Some might be tempted to say that the top level of American soccer has outgrown MLS. Young American standouts, like Stuart Holden and Jozy Altidore, are leaving earlier than ever to test themselves in Europe.
But while Major League Soccer’s days as provider of top USMNT stars may be coming to an end, it still has four important responsibilities.
First, it provides a reliable stream of backup and squad players who have experience playing first team soccer. Players like Sacha Kljestan, Brian Ching, and Jonathan Bornstein may not be the marquee names in the US setup, but they provide a valuable, experienced reserve for Bob Bradley to call upon.

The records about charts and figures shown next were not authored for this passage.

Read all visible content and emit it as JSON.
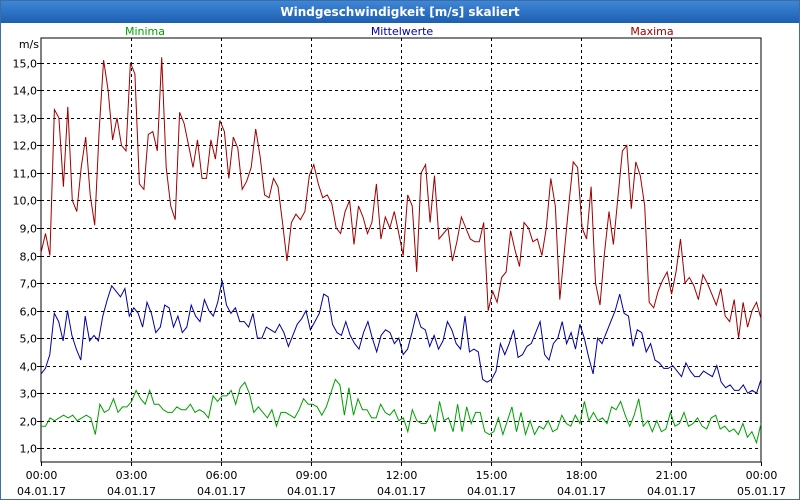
{
  "window": {
    "title": "Windgeschwindigkeit [m/s] skaliert"
  },
  "chart_data": {
    "type": "line",
    "title": "Windgeschwindigkeit [m/s] skaliert",
    "ylabel": "m/s",
    "xlabel": "",
    "ylim": [
      0.5,
      15.9
    ],
    "xlim": [
      0,
      24
    ],
    "grid": true,
    "yticks": [
      1,
      2,
      3,
      4,
      5,
      6,
      7,
      8,
      9,
      10,
      11,
      12,
      13,
      14,
      15
    ],
    "ytick_labels": [
      "1,0",
      "2,0",
      "3,0",
      "4,0",
      "5,0",
      "6,0",
      "7,0",
      "8,0",
      "9,0",
      "10,0",
      "11,0",
      "12,0",
      "13,0",
      "14,0",
      "15,0"
    ],
    "xticks": [
      0,
      3,
      6,
      9,
      12,
      15,
      18,
      21,
      24
    ],
    "xtick_labels": [
      {
        "time": "00:00",
        "date": "04.01.17"
      },
      {
        "time": "03:00",
        "date": "04.01.17"
      },
      {
        "time": "06:00",
        "date": "04.01.17"
      },
      {
        "time": "09:00",
        "date": "04.01.17"
      },
      {
        "time": "12:00",
        "date": "04.01.17"
      },
      {
        "time": "15:00",
        "date": "04.01.17"
      },
      {
        "time": "18:00",
        "date": "04.01.17"
      },
      {
        "time": "21:00",
        "date": "04.01.17"
      },
      {
        "time": "00:00",
        "date": "05.01.17"
      }
    ],
    "series": [
      {
        "name": "Minima",
        "color": "#00a000",
        "legend": "left",
        "values": [
          1.8,
          1.8,
          2.1,
          2.0,
          2.1,
          2.2,
          2.1,
          2.2,
          2.0,
          2.1,
          2.2,
          2.1,
          1.5,
          2.6,
          2.3,
          2.4,
          2.8,
          2.3,
          2.5,
          2.5,
          2.7,
          3.1,
          2.8,
          2.6,
          3.1,
          2.6,
          2.6,
          2.4,
          2.3,
          2.3,
          2.5,
          2.4,
          2.4,
          2.6,
          2.3,
          2.4,
          2.3,
          2.1,
          2.9,
          2.7,
          2.9,
          2.9,
          3.1,
          2.6,
          3.2,
          3.4,
          3.0,
          2.3,
          2.5,
          2.3,
          2.1,
          2.4,
          1.8,
          2.3,
          2.3,
          2.2,
          2.1,
          2.4,
          2.8,
          2.6,
          2.6,
          2.5,
          2.2,
          2.5,
          3.0,
          3.5,
          3.3,
          2.2,
          3.2,
          2.2,
          2.8,
          2.4,
          2.4,
          2.1,
          2.1,
          2.6,
          2.3,
          2.2,
          2.4,
          2.0,
          2.1,
          1.6,
          2.4,
          2.0,
          1.9,
          1.9,
          2.2,
          1.6,
          2.7,
          2.0,
          2.1,
          1.6,
          2.6,
          1.6,
          2.5,
          1.9,
          2.3,
          2.3,
          1.6,
          1.5,
          1.6,
          2.1,
          1.5,
          2.0,
          2.5,
          1.6,
          2.3,
          1.5,
          2.0,
          1.5,
          1.8,
          1.7,
          2.0,
          1.6,
          1.7,
          2.2,
          1.9,
          1.8,
          2.2,
          1.9,
          2.7,
          2.0,
          2.3,
          2.0,
          2.1,
          1.9,
          2.5,
          2.4,
          2.7,
          2.2,
          1.8,
          2.2,
          2.8,
          1.8,
          2.0,
          1.6,
          2.0,
          1.6,
          1.7,
          2.3,
          1.8,
          1.9,
          2.3,
          1.8,
          1.9,
          2.1,
          1.8,
          1.7,
          2.1,
          2.2,
          1.7,
          1.8,
          1.6,
          1.7,
          1.5,
          1.9,
          1.4,
          1.6,
          1.2,
          1.9
        ]
      },
      {
        "name": "Mittelwerte",
        "color": "#0000a0",
        "legend": "center",
        "values": [
          3.7,
          3.9,
          4.4,
          5.9,
          5.6,
          4.9,
          6.0,
          5.1,
          4.6,
          4.2,
          5.8,
          4.9,
          5.1,
          4.9,
          5.8,
          6.4,
          6.9,
          6.7,
          6.5,
          6.8,
          5.8,
          6.1,
          5.9,
          5.4,
          6.3,
          5.9,
          5.2,
          5.4,
          6.2,
          6.1,
          5.4,
          5.8,
          5.2,
          5.4,
          6.2,
          5.8,
          5.6,
          6.4,
          6.0,
          5.8,
          6.3,
          7.1,
          6.2,
          5.9,
          6.1,
          5.6,
          5.6,
          5.4,
          5.9,
          5.0,
          5.0,
          5.4,
          5.3,
          5.2,
          5.5,
          5.2,
          4.7,
          5.1,
          5.5,
          5.7,
          6.0,
          5.3,
          5.6,
          5.9,
          6.6,
          6.5,
          5.5,
          5.2,
          5.1,
          5.6,
          5.1,
          4.8,
          4.6,
          5.2,
          5.6,
          5.0,
          4.5,
          5.1,
          5.3,
          5.2,
          4.8,
          5.0,
          4.4,
          4.6,
          5.2,
          5.9,
          5.4,
          5.3,
          4.7,
          5.1,
          4.6,
          4.9,
          5.6,
          5.3,
          4.8,
          4.6,
          5.8,
          4.5,
          4.6,
          4.5,
          3.5,
          3.4,
          3.5,
          3.8,
          4.8,
          4.4,
          4.8,
          5.3,
          4.3,
          4.4,
          4.7,
          4.8,
          5.2,
          5.6,
          4.4,
          4.2,
          4.8,
          5.0,
          5.6,
          4.8,
          5.2,
          4.6,
          5.5,
          5.0,
          4.3,
          3.7,
          5.0,
          4.8,
          5.2,
          5.6,
          6.0,
          6.6,
          5.9,
          5.8,
          4.7,
          5.3,
          5.2,
          4.5,
          4.8,
          4.2,
          4.1,
          3.9,
          3.9,
          4.0,
          3.8,
          3.6,
          4.1,
          3.8,
          3.6,
          3.6,
          3.8,
          3.7,
          3.6,
          4.0,
          3.4,
          3.2,
          3.3,
          3.1,
          3.1,
          3.3,
          3.0,
          3.1,
          3.0,
          3.5
        ]
      },
      {
        "name": "Maxima",
        "color": "#a00000",
        "legend": "right",
        "values": [
          8.1,
          8.8,
          8.0,
          13.3,
          13.0,
          10.5,
          13.4,
          10.0,
          9.6,
          11.2,
          12.3,
          10.2,
          9.1,
          12.5,
          15.1,
          14.0,
          12.2,
          13.0,
          12.0,
          11.8,
          15.0,
          14.6,
          10.6,
          10.4,
          12.4,
          12.5,
          11.8,
          15.2,
          11.2,
          9.8,
          9.3,
          13.2,
          12.8,
          12.0,
          11.2,
          12.2,
          10.8,
          10.8,
          12.2,
          11.5,
          12.9,
          12.5,
          10.8,
          12.3,
          11.9,
          10.4,
          10.7,
          11.2,
          12.6,
          11.6,
          10.2,
          10.1,
          10.8,
          10.5,
          9.2,
          7.8,
          9.2,
          9.5,
          9.3,
          9.6,
          10.9,
          11.3,
          10.6,
          10.1,
          10.2,
          9.9,
          9.0,
          8.8,
          9.6,
          10.0,
          8.4,
          9.8,
          9.4,
          8.8,
          9.2,
          10.6,
          8.6,
          9.4,
          9.0,
          9.6,
          8.8,
          8.0,
          10.2,
          9.8,
          7.4,
          11.0,
          11.3,
          9.2,
          10.9,
          8.6,
          8.8,
          9.0,
          7.8,
          8.5,
          9.4,
          9.0,
          8.6,
          8.5,
          8.5,
          9.2,
          6.0,
          6.7,
          6.3,
          7.2,
          7.4,
          8.9,
          8.2,
          7.6,
          9.2,
          9.0,
          8.5,
          8.6,
          8.0,
          9.0,
          10.8,
          9.8,
          6.4,
          8.1,
          9.8,
          11.4,
          11.2,
          9.0,
          8.6,
          10.5,
          7.0,
          6.2,
          8.1,
          9.6,
          8.4,
          10.1,
          11.8,
          12.0,
          9.7,
          11.4,
          10.9,
          9.8,
          6.3,
          6.1,
          6.7,
          7.1,
          7.4,
          6.6,
          7.4,
          8.6,
          7.0,
          7.2,
          6.9,
          6.4,
          7.3,
          7.0,
          6.6,
          6.2,
          6.8,
          5.8,
          5.6,
          6.4,
          5.0,
          6.3,
          5.4,
          6.0,
          6.3,
          5.7
        ]
      }
    ]
  }
}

Second, not all foreign careers pan out, and Major League Soccer offers a comfortable place for American players to regroup and rehabilitate careers that seemingly went off the track abroad. This safety net has brought back players like Heath Pearce, Michael Orozco, and Clint Mathis.
Third, MLS has an absolutely sterling record when it comes to developing players for the US national team. Of the current crop, some former MLS players include Tim Howard, Carlos Bocanegra, Clint Dempsey, Jozy Altidore, Michael Bradley, and Stuart Holden. Much of this is down to MLS providing talented young players with plenty of exposure to first team football at an early stage in their career.
Finally, and perhaps most vitally, MLS is charged with growing the popularity of soccer itself in North America. USMNT games are big events, but far too infrequent to sustain the attention of the casual fan. MLS is the stable, solid foundation on which the American soccer empire is being built.